Because the aging population and rising healthcare costs will put substantial change on Medicare, it is predicted that there will be a change in law affecting Medicare and other health programs. "There is going to be a change in law that enables government to use this leverage with pharmaceutical companies to reduce the price in bulk discounts of pharmaceuticals," Mr Reich says, adding that this will reduce the research and development incentives to the pharmaceutical industry. "Behind a lot of reform in healthcare are these kinds of diabolical trade-offs in terms of how much we are, as a society, prepared to pay for new drugs, new procedures, new equipment, and life-saving advances."
Healthcare reform will also have to address prevention. "Prevention is a big part of it. Disease management is a big part of it. Using information technology better than we are using it to cut down on paperwork today is a big part of it," Mr Reich notes.
"The American healthcare system is the only healthcare system in the world that I know of designed to avoid sick people." He notes the pressure on some insurers to cover only people who are low risk and low expense "and to try and avoid people with preexisting conditions or who are more expensive. There is also a great deal spent on advertising, marketing, and on contesting claims." The question is how to get rid of all these "reverse incentives," he adds.

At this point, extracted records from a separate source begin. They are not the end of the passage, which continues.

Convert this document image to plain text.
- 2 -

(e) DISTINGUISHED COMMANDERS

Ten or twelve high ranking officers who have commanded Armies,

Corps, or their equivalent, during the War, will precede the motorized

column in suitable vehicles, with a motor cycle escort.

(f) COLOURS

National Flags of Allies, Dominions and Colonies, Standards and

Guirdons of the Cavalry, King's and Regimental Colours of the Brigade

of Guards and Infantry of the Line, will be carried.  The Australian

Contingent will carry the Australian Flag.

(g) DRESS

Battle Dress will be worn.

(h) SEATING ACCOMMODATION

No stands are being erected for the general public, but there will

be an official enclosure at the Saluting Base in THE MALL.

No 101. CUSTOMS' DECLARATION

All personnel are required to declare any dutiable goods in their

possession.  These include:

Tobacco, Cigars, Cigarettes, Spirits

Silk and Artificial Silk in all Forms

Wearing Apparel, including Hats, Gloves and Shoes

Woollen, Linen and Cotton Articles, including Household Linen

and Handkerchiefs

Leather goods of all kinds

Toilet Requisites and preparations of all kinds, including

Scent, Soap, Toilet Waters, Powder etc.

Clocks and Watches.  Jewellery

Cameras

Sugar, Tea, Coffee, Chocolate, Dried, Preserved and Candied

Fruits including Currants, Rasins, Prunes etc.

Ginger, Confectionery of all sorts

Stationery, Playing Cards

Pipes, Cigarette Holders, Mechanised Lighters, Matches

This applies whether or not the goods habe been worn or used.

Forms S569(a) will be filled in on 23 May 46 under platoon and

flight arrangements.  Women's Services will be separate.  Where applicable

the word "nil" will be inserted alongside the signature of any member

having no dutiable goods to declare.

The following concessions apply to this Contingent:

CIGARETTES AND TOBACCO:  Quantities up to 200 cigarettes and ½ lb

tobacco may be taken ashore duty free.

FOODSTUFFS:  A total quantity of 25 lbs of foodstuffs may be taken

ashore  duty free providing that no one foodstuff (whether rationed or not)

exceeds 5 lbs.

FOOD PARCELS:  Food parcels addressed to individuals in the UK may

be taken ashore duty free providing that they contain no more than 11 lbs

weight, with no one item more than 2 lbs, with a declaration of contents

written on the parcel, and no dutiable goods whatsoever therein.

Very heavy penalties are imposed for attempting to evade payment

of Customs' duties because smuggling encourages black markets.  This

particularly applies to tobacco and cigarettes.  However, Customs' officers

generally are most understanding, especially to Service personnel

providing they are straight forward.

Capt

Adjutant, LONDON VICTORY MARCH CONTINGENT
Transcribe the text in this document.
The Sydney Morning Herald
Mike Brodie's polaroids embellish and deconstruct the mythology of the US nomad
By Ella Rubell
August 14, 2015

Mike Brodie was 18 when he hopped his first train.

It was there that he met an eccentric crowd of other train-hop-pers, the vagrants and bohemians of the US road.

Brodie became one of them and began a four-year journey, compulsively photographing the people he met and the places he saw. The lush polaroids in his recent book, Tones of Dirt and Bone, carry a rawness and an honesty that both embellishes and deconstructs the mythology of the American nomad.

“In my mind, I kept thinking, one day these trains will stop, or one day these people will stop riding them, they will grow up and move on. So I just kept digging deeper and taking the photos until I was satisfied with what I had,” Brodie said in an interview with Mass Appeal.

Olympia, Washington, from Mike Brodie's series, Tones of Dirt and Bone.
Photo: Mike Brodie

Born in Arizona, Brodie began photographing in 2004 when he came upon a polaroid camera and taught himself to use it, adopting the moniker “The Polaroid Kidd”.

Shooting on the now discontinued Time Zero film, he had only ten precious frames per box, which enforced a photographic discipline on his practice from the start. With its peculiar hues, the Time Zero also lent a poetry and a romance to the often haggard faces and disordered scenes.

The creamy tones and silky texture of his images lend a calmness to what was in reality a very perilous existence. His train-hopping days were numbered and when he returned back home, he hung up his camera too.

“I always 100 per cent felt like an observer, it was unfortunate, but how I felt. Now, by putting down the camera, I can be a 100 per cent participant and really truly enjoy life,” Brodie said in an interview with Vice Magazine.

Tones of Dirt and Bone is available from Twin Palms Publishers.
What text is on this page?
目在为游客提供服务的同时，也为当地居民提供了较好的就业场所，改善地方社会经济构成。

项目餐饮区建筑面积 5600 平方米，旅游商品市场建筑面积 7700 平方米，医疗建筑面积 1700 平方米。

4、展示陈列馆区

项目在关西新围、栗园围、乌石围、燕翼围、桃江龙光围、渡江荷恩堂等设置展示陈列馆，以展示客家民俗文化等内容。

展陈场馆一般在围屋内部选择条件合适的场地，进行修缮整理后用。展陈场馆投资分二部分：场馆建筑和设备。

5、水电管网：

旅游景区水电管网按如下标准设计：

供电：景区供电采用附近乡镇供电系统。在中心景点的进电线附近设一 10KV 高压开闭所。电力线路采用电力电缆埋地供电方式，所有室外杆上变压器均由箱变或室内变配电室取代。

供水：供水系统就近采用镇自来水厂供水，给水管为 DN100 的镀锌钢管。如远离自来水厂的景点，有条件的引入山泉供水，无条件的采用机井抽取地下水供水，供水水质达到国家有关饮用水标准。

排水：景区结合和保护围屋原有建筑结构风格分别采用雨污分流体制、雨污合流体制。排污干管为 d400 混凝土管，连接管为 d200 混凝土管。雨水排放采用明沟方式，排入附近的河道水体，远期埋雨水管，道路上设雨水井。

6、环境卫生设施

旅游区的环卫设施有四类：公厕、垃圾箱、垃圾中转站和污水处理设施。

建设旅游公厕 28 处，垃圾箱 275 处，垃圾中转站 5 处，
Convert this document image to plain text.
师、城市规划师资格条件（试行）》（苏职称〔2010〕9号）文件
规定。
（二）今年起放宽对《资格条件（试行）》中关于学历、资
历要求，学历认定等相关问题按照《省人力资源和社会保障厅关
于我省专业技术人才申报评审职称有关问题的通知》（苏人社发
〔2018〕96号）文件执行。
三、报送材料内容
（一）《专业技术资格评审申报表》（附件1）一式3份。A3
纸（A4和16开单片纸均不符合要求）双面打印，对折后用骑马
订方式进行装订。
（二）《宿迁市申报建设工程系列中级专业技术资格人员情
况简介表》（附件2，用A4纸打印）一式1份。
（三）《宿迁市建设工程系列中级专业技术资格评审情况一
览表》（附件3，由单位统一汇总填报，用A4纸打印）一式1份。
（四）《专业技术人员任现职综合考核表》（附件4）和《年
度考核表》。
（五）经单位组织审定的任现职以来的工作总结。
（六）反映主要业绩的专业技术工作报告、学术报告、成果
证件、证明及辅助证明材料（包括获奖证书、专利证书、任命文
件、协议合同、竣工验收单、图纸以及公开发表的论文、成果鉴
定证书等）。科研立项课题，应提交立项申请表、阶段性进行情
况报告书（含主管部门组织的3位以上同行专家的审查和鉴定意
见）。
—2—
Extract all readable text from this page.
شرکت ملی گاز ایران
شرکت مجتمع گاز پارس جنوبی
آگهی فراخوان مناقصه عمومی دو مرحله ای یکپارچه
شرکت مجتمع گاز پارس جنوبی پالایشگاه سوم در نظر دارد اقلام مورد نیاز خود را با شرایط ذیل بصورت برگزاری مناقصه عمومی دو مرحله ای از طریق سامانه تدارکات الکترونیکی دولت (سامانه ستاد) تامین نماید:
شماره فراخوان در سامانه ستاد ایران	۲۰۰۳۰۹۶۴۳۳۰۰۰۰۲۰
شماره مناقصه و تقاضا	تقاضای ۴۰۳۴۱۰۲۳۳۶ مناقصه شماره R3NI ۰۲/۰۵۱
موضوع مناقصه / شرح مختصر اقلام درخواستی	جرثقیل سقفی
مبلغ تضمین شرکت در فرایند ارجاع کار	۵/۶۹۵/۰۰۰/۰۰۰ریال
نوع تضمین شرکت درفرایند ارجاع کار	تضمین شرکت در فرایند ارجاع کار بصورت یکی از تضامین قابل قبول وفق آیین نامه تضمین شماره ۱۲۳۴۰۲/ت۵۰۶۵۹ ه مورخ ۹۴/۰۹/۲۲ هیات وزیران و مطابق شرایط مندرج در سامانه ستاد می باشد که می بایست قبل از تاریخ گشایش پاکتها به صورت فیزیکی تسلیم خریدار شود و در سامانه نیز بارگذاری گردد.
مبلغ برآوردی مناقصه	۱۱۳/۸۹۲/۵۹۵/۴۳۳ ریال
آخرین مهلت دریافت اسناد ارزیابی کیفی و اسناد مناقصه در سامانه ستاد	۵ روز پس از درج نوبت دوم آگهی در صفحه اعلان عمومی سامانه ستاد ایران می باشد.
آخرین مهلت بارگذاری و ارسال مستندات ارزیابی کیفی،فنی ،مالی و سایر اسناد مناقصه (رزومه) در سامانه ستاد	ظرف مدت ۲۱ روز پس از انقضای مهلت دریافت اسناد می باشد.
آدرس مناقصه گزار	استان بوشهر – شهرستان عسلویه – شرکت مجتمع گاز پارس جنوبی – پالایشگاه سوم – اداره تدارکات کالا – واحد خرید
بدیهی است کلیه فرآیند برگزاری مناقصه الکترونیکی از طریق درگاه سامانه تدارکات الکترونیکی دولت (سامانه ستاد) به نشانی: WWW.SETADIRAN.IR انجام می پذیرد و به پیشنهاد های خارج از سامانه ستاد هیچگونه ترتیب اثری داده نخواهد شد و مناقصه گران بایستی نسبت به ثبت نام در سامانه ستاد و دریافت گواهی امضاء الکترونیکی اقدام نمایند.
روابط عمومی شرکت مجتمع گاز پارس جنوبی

Mr Reich suggests that, "We are not going to go to single payer, but I do believe that giving people the back door to a low-cost kind of Chevrolet model healthcare system, because it is cheap, gathers enough people into it that they have some bargaining leverage to get better deals. That might be the way we tiptoe toward what might ultimately be somewhat of a single payer system."
Robert B. Reich is Professor of Public Policy at the University of California at Berkeley, CA, and former Secretary of Labor under President Clinton.